So the other day I was exploring over on Facebook and found this video about how you can cut a glass bottle to make a cup or a vase or whatever. Kind of neat actually, a bit of history a bit of do-it-yourself-ness and answers the question of what to do with some of those really interesting bottles I seem to find and hate the idea of throwing away. Basically you place the bottle onto a turntable, make a small scratch with a diamond tipped tool, and then apply heat (like with a butane torch lighter) around the circumference of the bottle in line with the scratch mark, add just a little pressure and Voila!
The heat causes the the crack to expand all the way around the circumference… then you just have to grind or sand down the sharp edge.
Now, later that night I found myself musing about what a perfect metaphor this was for how easy it can be to be beaten down or broken in life sometimes… a little nick or scratch,.. a little heat… a little pressure and… SMASH… your an emotional or spiritual wreck….
Yeah, I am a big bag of laughs sometimes aren’t I?
Then, like a ray of light through heavy clouds, I remembered about Kintsugi, which is the Japanese art of repairing broken pottery with lacquer work that incorporates gold dust. The pieces are put back together, the cracks and fault-lines are filled with gold, and the broken vessel is repaired. Many practitioners of the Japanese Tea Ceremony will incorporate Kintsugi pieces into their sets.
My mind turned to thoughts of how regular Spiritual practice can help heal us in the times we are broken. I also thought about how in some respects, Spiritual practice, if your doing it right… helps break us. Growth does not come without some pain or struggle… Spiritual practices… the best ones anyway… they seem to require us to face what makes us afraid… to deal with the difficulties and fears and challenges and to then move past them.
At some point in the last few years I started to set aside a lot of my practices because I was engaging in them regularly…not to reach out and up to connect to the world or the Divine… but to endure the everyday… and I felt that that was somehow wrong or profaning the practices or …disrespecting them?
I can see now that that was SO damn wrong-headed of me!

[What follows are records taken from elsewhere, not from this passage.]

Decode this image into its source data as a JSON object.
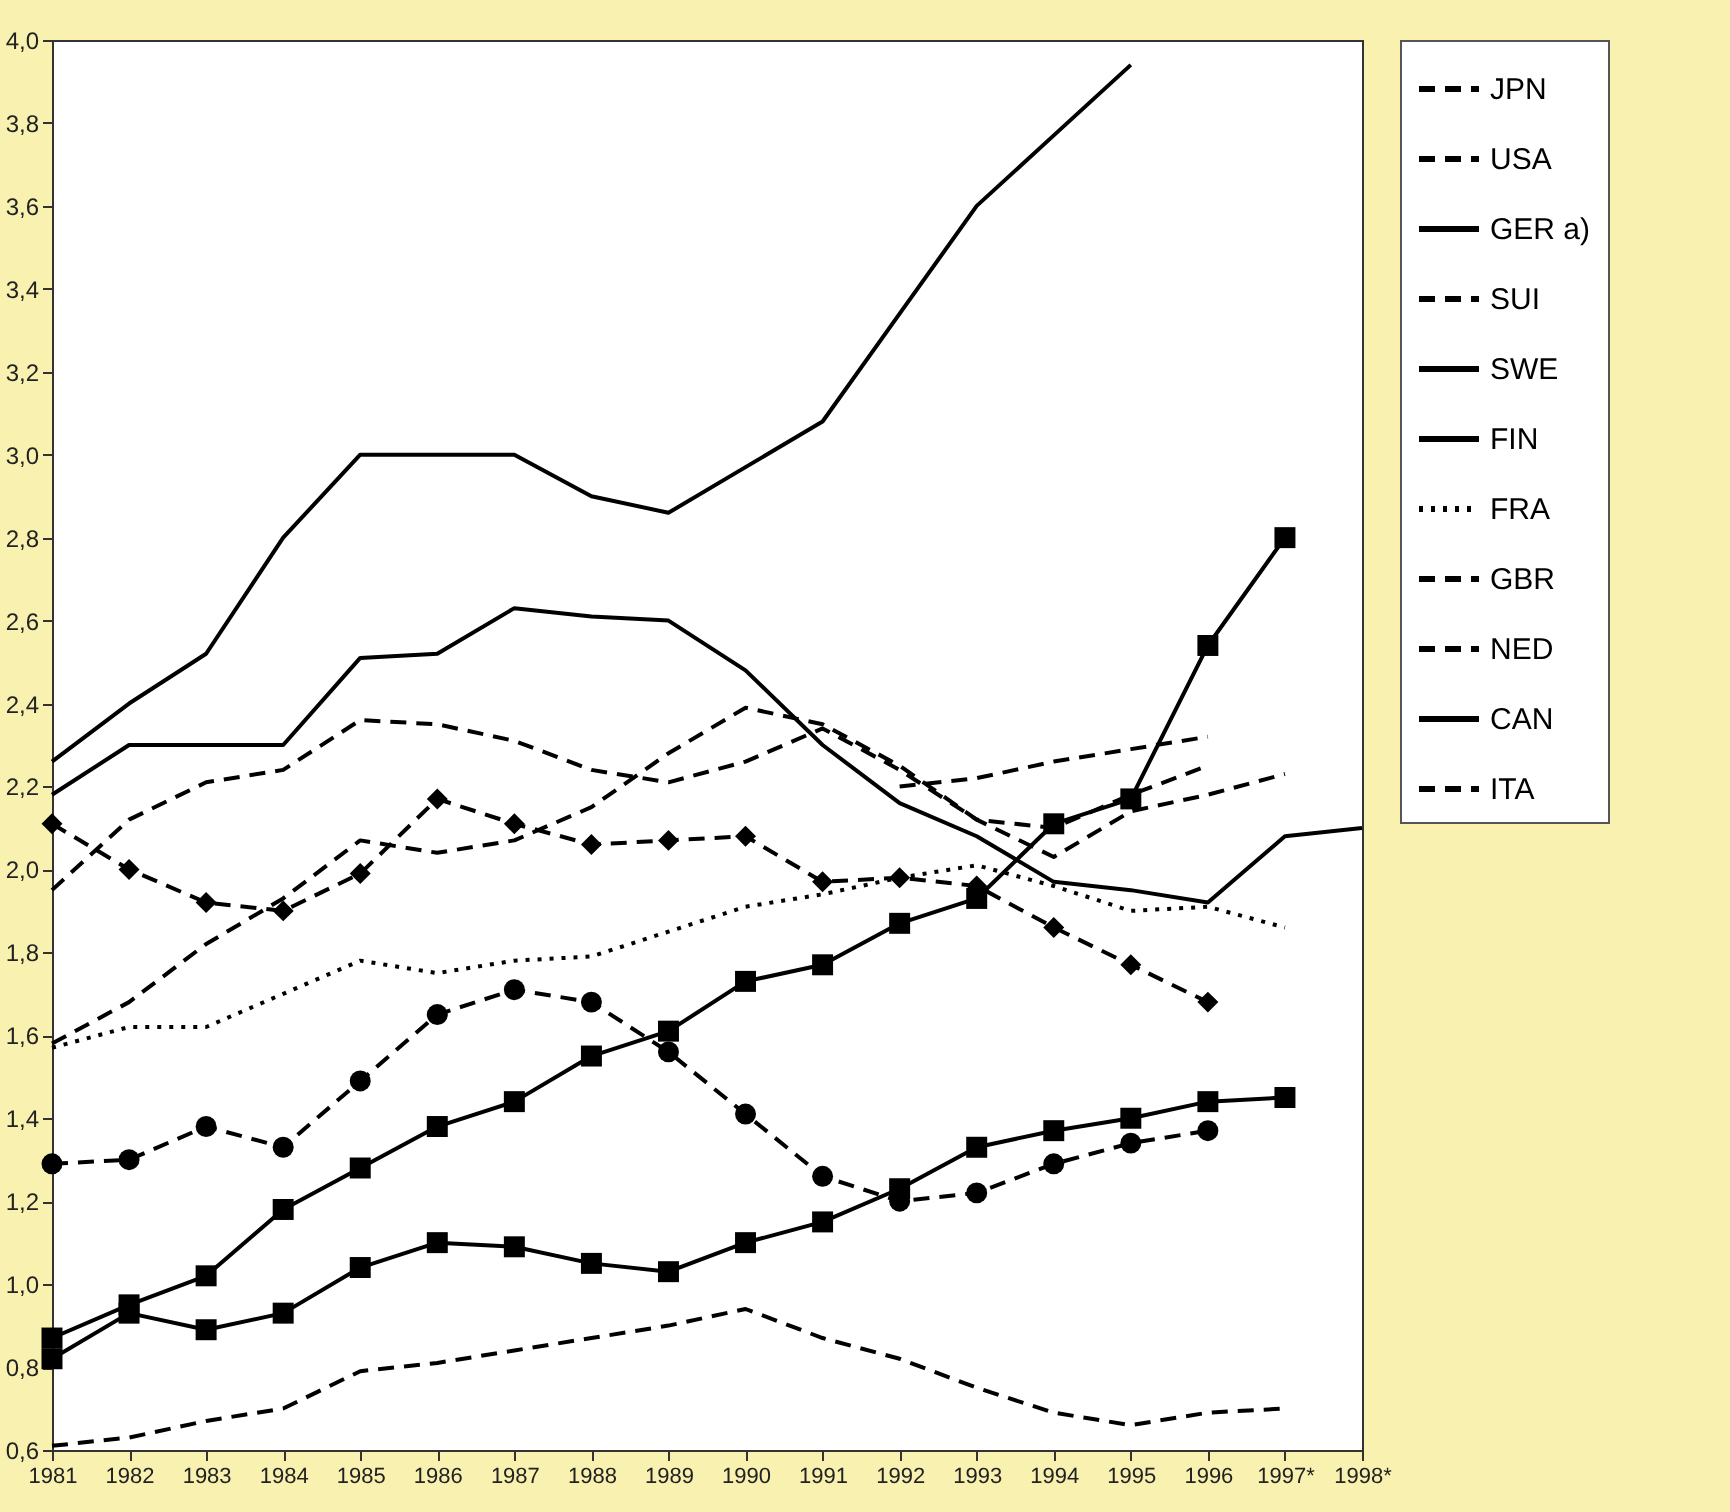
{
  "chart_data": {
    "type": "line",
    "categories": [
      "1981",
      "1982",
      "1983",
      "1984",
      "1985",
      "1986",
      "1987",
      "1988",
      "1989",
      "1990",
      "1991",
      "1992",
      "1993",
      "1994",
      "1995",
      "1996",
      "1997*",
      "1998*"
    ],
    "series": [
      {
        "name": "JPN",
        "color": "#000000",
        "line_style": "dashed",
        "marker": "none",
        "values": [
          1.58,
          1.68,
          1.82,
          1.93,
          2.07,
          2.04,
          2.07,
          2.15,
          2.28,
          2.39,
          2.35,
          2.25,
          2.12,
          2.1,
          2.18,
          2.25,
          null,
          null
        ]
      },
      {
        "name": "USA",
        "color": "#000000",
        "line_style": "dashed",
        "marker": "none",
        "values": [
          1.95,
          2.12,
          2.21,
          2.24,
          2.36,
          2.35,
          2.31,
          2.24,
          2.21,
          2.26,
          2.34,
          2.24,
          2.12,
          2.03,
          2.14,
          2.18,
          2.23,
          null
        ]
      },
      {
        "name": "GER a)",
        "color": "#000000",
        "line_style": "solid",
        "marker": "none",
        "values": [
          2.18,
          2.3,
          2.3,
          2.3,
          2.51,
          2.52,
          2.63,
          2.61,
          2.6,
          2.48,
          2.3,
          2.16,
          2.08,
          1.97,
          1.95,
          1.92,
          2.08,
          2.1
        ]
      },
      {
        "name": "SUI",
        "color": "#000000",
        "line_style": "dashed",
        "marker": "none",
        "values": [
          null,
          null,
          null,
          null,
          null,
          null,
          null,
          null,
          null,
          null,
          null,
          2.2,
          2.22,
          2.26,
          2.29,
          2.32,
          null,
          null
        ]
      },
      {
        "name": "SWE",
        "color": "#000000",
        "line_style": "solid",
        "marker": "none",
        "values": [
          2.26,
          2.4,
          2.52,
          2.8,
          3.0,
          3.0,
          3.0,
          2.9,
          2.86,
          2.97,
          3.08,
          3.34,
          3.6,
          3.77,
          3.94,
          null,
          null,
          null
        ]
      },
      {
        "name": "FIN",
        "color": "#000000",
        "line_style": "solid",
        "marker": "square",
        "values": [
          0.87,
          0.95,
          1.02,
          1.18,
          1.28,
          1.38,
          1.44,
          1.55,
          1.61,
          1.73,
          1.77,
          1.87,
          1.93,
          2.11,
          2.17,
          2.54,
          2.8,
          null
        ]
      },
      {
        "name": "FRA",
        "color": "#000000",
        "line_style": "dotted",
        "marker": "none",
        "values": [
          1.57,
          1.62,
          1.62,
          1.7,
          1.78,
          1.75,
          1.78,
          1.79,
          1.85,
          1.91,
          1.94,
          1.98,
          2.01,
          1.96,
          1.9,
          1.91,
          1.86,
          null
        ]
      },
      {
        "name": "GBR",
        "color": "#000000",
        "line_style": "dashed",
        "marker": "diamond",
        "values": [
          2.11,
          2.0,
          1.92,
          1.9,
          1.99,
          2.17,
          2.11,
          2.06,
          2.07,
          2.08,
          1.97,
          1.98,
          1.96,
          1.86,
          1.77,
          1.68,
          null,
          null
        ]
      },
      {
        "name": "NED",
        "color": "#000000",
        "line_style": "dashed",
        "marker": "circle",
        "values": [
          1.29,
          1.3,
          1.38,
          1.33,
          1.49,
          1.65,
          1.71,
          1.68,
          1.56,
          1.41,
          1.26,
          1.2,
          1.22,
          1.29,
          1.34,
          1.37,
          null,
          null
        ]
      },
      {
        "name": "CAN",
        "color": "#000000",
        "line_style": "solid",
        "marker": "square",
        "values": [
          0.82,
          0.93,
          0.89,
          0.93,
          1.04,
          1.1,
          1.09,
          1.05,
          1.03,
          1.1,
          1.15,
          1.23,
          1.33,
          1.37,
          1.4,
          1.44,
          1.45,
          null
        ]
      },
      {
        "name": "ITA",
        "color": "#000000",
        "line_style": "dashed",
        "marker": "none",
        "values": [
          0.61,
          0.63,
          0.67,
          0.7,
          0.79,
          0.81,
          0.84,
          0.87,
          0.9,
          0.94,
          0.87,
          0.82,
          0.75,
          0.69,
          0.66,
          0.69,
          0.7,
          null
        ]
      }
    ],
    "ylim": [
      0.6,
      4.0
    ],
    "yticks": [
      {
        "value": 0.6,
        "label": "0,6"
      },
      {
        "value": 0.8,
        "label": "0,8"
      },
      {
        "value": 1.0,
        "label": "1,0"
      },
      {
        "value": 1.2,
        "label": "1,2"
      },
      {
        "value": 1.4,
        "label": "1,4"
      },
      {
        "value": 1.6,
        "label": "1,6"
      },
      {
        "value": 1.8,
        "label": "1,8"
      },
      {
        "value": 2.0,
        "label": "2,0"
      },
      {
        "value": 2.2,
        "label": "2,2"
      },
      {
        "value": 2.4,
        "label": "2,4"
      },
      {
        "value": 2.6,
        "label": "2,6"
      },
      {
        "value": 2.8,
        "label": "2,8"
      },
      {
        "value": 3.0,
        "label": "3,0"
      },
      {
        "value": 3.2,
        "label": "3,2"
      },
      {
        "value": 3.4,
        "label": "3,4"
      },
      {
        "value": 3.6,
        "label": "3,6"
      },
      {
        "value": 3.8,
        "label": "3,8"
      },
      {
        "value": 4.0,
        "label": "4,0"
      }
    ],
    "grid": false,
    "legend": "right"
  }
}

It is through practice that we can be open to the healing, to wisdom, to inspiration. It is NOT about not getting hurt, or broken. It’s about picking up the pieces and finding a way to make them whole again! Day in and day out. Even when we aren’t feeling it, or when all it seems to be doing is making us feel a bit more settled… practice is not about some cross-roads moment spiritual experience with lights and fireworks and whatever. That can be one of the occasional benefits yes, but that should not be why we are practicing. Its about finding the gold dust in life and repairing the cracks in the world with it.